Funded extensively by NIH and CDC grants and contracts, Dr. Newman's research focuses on the epidemiology and implications of subclinical diseases in older adults. She is particularly concerned with the impact of apparently subclinical disease on physical, cognitive, and muscle function. Her work on body composition and fitness has documented the adverse effects of high body fat on strength and the importance of fitness to function. More recent work in prevention, weight management and physical activity is being widely translated in the community.
Dr. Newman has been recognized for her work by election to membership in the American Epidemiology Society. She serves on numerous NIH review panels and is Associate Editor of the Journal of Gerontology: Medical Science. She has published more than 500 manuscripts in major scientific journals and is editor of the book "The Epidemiology of Aging".
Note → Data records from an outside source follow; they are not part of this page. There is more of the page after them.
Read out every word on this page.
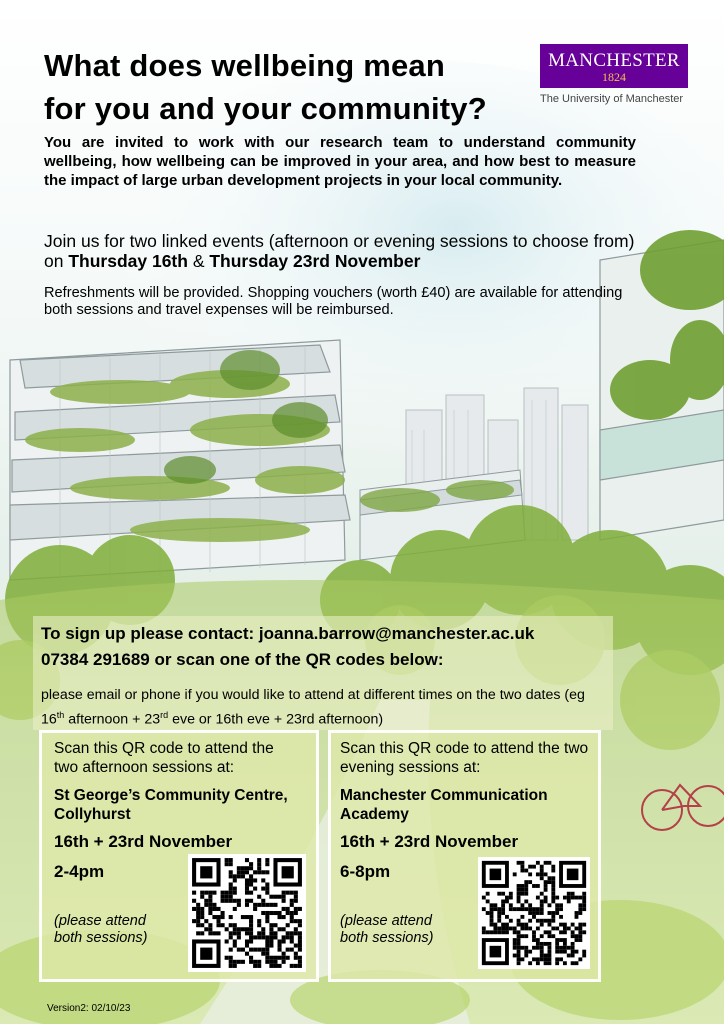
What does wellbeing mean
for you and your community?
MANCHESTER
1824
The University of Manchester

You are invited to work with our research team to understand community wellbeing, how wellbeing can be improved in your area, and how best to measure the impact of large urban development projects in your local community.

Join us for two linked events (afternoon or evening sessions to choose from) on Thursday 16th & Thursday 23rd November

Refreshments will be provided. Shopping vouchers (worth £40) are available for attending both sessions and travel expenses will be reimbursed.

To sign up please contact: joanna.barrow@manchester.ac.uk

07384 291689 or scan one of the QR codes below:

please email or phone if you would like to attend at different times on the two dates (eg 16th afternoon + 23rd eve or 16th eve + 23rd afternoon)

Scan this QR code to attend the two afternoon sessions at:

St George’s Community Centre, Collyhurst

16th + 23rd November

2-4pm

(please attend both sessions)

Scan this QR code to attend the two evening sessions at:

Manchester Communication Academy

16th + 23rd November

6-8pm

(please attend both sessions)

Version2: 02/10/23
Dr. Newman is Professor and Chair of the Department of Epidemiology. She is also Director of the Center for Aging and Population Health (CAPH) in the Graduate School of Public Health and has a joint appointment in the Division of Geriatric Medicine in the School of Medicine.
Objectives - After attending this activity, participants will be able to:
- Increase recognition of age-related changes in body composition
- Increase understanding of the role of body composition for function
- Identify targets and modalities of intervention on body composition that improve function
Accreditation: Albert Einstein College of Medicine designates this
educational activity for a maximum of 1 credit towards the AMA Physician's
Recognition Award. Each physician should claim only those credits that
he/she actually spent in the educational activity.